Le déjeuner a occupé une large partie de notre début d'après-midi, retardant de ce fait la réunion prévue avec nos collègues qui sont, comme moi, à l'étranger ou concernés par des affaires culturelles internationales. Hélène n'a rien voulu entendre et a pris tout le temps qu'elle désirait pour profiter de sa pause méridienne.

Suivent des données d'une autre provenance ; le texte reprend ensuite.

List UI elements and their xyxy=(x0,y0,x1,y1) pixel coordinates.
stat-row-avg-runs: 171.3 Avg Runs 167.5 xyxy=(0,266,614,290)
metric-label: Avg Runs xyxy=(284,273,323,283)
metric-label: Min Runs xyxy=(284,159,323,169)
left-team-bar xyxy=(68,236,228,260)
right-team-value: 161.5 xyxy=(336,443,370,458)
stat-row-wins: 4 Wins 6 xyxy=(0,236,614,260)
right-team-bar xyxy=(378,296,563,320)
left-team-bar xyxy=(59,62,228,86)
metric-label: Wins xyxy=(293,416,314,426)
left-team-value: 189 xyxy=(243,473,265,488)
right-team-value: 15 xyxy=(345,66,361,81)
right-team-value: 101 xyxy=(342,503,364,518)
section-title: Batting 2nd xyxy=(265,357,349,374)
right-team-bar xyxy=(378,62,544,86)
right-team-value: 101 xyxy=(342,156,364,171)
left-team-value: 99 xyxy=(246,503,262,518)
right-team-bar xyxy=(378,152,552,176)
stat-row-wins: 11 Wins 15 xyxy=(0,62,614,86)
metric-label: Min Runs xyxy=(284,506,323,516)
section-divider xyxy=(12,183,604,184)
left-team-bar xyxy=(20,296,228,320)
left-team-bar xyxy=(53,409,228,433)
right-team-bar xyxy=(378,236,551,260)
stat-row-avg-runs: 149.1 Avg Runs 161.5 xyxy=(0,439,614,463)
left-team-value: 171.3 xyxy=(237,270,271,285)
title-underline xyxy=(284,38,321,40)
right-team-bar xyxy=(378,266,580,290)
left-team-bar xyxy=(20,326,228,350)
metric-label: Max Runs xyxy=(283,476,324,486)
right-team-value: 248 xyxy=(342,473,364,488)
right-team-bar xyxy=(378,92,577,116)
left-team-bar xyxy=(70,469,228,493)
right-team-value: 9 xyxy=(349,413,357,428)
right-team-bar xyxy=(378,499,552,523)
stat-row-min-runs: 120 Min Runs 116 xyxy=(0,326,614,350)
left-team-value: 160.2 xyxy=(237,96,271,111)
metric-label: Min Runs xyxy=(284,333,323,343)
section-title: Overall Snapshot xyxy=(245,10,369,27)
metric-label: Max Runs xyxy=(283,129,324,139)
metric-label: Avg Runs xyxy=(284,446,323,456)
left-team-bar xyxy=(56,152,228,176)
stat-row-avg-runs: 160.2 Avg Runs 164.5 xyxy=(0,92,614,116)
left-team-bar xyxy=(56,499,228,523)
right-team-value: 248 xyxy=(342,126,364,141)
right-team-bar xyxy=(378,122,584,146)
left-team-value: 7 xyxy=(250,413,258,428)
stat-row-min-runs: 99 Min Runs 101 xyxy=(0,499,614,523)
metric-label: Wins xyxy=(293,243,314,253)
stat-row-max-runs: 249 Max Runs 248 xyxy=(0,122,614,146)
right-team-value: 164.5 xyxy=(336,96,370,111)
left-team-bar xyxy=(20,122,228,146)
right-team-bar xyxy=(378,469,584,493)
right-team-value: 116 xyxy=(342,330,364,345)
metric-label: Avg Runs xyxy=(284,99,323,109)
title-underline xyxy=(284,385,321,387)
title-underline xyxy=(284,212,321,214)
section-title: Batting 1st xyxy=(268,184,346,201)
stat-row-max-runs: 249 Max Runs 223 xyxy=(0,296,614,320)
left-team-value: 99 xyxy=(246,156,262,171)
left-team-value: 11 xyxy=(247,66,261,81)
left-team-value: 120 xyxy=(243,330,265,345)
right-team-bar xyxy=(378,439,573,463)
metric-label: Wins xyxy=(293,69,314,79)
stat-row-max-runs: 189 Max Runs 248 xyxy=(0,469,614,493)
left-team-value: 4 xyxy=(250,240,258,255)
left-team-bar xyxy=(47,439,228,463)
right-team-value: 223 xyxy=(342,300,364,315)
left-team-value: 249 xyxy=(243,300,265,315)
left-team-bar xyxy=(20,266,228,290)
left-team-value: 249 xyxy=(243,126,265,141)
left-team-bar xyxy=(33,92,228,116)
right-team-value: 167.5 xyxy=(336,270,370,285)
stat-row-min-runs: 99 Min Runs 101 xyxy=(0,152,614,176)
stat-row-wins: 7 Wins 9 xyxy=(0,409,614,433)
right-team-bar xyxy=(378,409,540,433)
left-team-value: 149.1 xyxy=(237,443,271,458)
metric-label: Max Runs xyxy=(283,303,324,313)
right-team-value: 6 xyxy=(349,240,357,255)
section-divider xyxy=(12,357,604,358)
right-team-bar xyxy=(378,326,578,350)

Mon amusement n'a eu de cesse de croître en découvrant la complicité naissante entre celle que je considère quasiment comme une amie et Alvaro. Ce dernier s'est confié à elle sans réserve, quitte à lui dévoiler qu'il comptait s'associer avec des grands noms de l'architecture pour fonder des cabinets internationaux.
Au-delà des avant-postes qui seraient présents dans l'ensemble des pays européens et occidentaux, à savoir ceux que nous avons ou allons visiter, son idée s'est précisée et je n'ai de cesse de l'encourager. Son nom est en lui-même une valeur ajoutée. Mais une valeur ajoutée n'est pas toujours une valeur intrinsèque.
En s'associant à des cabinets déjà existants, donc en prenant des parts qu'il faudra financer, ou bien en créant des cabinets à parts égales avec des collègues locaux, Alvaro fait de son nom une marque internationale. La levée de fonds dont il aurait besoin dans le premier cas l'inquiète, je le sais.
« L'architecture relève aussi du patrimoine national, Alvaro, ne l'oubliez pas.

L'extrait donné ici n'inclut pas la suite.